The President, though he had led an impeachment drive against Douglas only five years ago, praised “a lifetime of dedicated public service matched by few Americans.” Then, within a day, he sent a list of possible nominees for Douglas’ seat to members of the American Bar Association Committee on the Federal Judiciary, along with a request for their advisory reaction. By one report Michigan Republican Senator Robert Griffin, 52, had an early edge. But there are other considerations. Betty Ford is among those who think it high time there was a woman on the court. And the so-called Jewish seat has been empty since Fortas’ 1969 departure. Ford might look to his Cabinet, which includes Carla A. Hills, 41, Secretary of Housing and Urban Development, and Attorney General Edward Levi, 64. Among other possibilities in the wide-open guessing game: Solicitor General Robert Bork, 48; California Republican Congressman Charles Wiggins, 47, and at least nine federal-appeals-court judges.
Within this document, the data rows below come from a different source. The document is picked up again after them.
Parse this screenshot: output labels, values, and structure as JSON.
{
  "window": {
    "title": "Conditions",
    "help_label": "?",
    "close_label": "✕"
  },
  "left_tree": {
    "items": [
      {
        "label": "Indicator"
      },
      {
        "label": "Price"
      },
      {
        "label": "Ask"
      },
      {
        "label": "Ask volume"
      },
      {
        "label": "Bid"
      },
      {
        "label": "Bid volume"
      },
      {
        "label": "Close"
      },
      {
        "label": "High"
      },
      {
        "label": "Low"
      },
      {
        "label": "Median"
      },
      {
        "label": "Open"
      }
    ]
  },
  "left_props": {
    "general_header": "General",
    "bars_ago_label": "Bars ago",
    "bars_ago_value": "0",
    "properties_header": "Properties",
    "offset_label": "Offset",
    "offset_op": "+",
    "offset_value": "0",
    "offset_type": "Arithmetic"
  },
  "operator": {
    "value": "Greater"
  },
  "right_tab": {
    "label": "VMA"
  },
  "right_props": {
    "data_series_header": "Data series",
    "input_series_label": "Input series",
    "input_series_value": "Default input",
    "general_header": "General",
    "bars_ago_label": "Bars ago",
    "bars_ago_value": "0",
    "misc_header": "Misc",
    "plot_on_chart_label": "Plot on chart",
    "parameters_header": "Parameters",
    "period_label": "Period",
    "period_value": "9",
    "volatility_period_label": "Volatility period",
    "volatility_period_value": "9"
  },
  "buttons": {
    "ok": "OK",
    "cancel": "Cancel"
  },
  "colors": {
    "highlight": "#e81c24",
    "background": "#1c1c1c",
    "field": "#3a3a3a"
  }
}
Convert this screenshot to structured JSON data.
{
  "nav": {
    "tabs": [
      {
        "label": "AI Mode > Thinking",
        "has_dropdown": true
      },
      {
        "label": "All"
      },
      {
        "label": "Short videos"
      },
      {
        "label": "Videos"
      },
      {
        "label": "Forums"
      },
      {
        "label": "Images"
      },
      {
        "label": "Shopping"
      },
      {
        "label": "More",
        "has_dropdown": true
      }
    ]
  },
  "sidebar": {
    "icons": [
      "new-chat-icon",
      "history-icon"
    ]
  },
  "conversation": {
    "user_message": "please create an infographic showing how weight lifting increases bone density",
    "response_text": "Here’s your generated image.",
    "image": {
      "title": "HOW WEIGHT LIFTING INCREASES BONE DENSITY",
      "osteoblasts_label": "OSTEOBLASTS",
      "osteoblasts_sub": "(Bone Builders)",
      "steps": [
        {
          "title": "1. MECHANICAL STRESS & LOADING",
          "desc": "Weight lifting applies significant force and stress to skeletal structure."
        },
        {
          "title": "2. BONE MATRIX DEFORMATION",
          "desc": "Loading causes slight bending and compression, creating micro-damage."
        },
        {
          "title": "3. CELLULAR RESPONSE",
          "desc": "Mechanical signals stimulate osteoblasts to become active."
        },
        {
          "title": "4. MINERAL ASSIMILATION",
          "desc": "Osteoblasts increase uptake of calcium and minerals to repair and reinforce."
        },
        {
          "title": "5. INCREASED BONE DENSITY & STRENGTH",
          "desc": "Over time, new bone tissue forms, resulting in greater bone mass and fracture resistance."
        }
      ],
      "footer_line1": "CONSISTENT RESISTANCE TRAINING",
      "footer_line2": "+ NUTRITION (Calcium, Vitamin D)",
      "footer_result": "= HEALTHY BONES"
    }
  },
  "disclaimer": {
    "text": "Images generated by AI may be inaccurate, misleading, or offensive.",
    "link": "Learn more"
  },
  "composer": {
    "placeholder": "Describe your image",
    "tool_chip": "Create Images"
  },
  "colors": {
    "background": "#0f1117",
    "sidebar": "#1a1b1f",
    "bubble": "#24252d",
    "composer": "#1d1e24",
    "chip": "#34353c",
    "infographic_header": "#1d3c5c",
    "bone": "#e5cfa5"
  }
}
Douglas professed no favorite. “That’s none of my business,” he told reporters the day after his retirement. But he is obviously concerned. Douglas’ departure leaves only William Brennan and Thurgood Marshall from the activist Warren Court majority. The four Nixon nominees have not proved to be as unified as many observers had anticipated; in fact, they have done little to reverse the work of the Warren Court except in the area of criminal law. But whoever he—or she—is, Ford’s nominee is almost certain to tip the balance of the court even further away from the postwar liberalism that Douglas (and the late Hugo Black) came to symbolize. For his part, Douglas aims to continue to speak out, in books if not from the bench. He has already completed the first draft of his memoirs of his years on the court, and is now editing and updating them.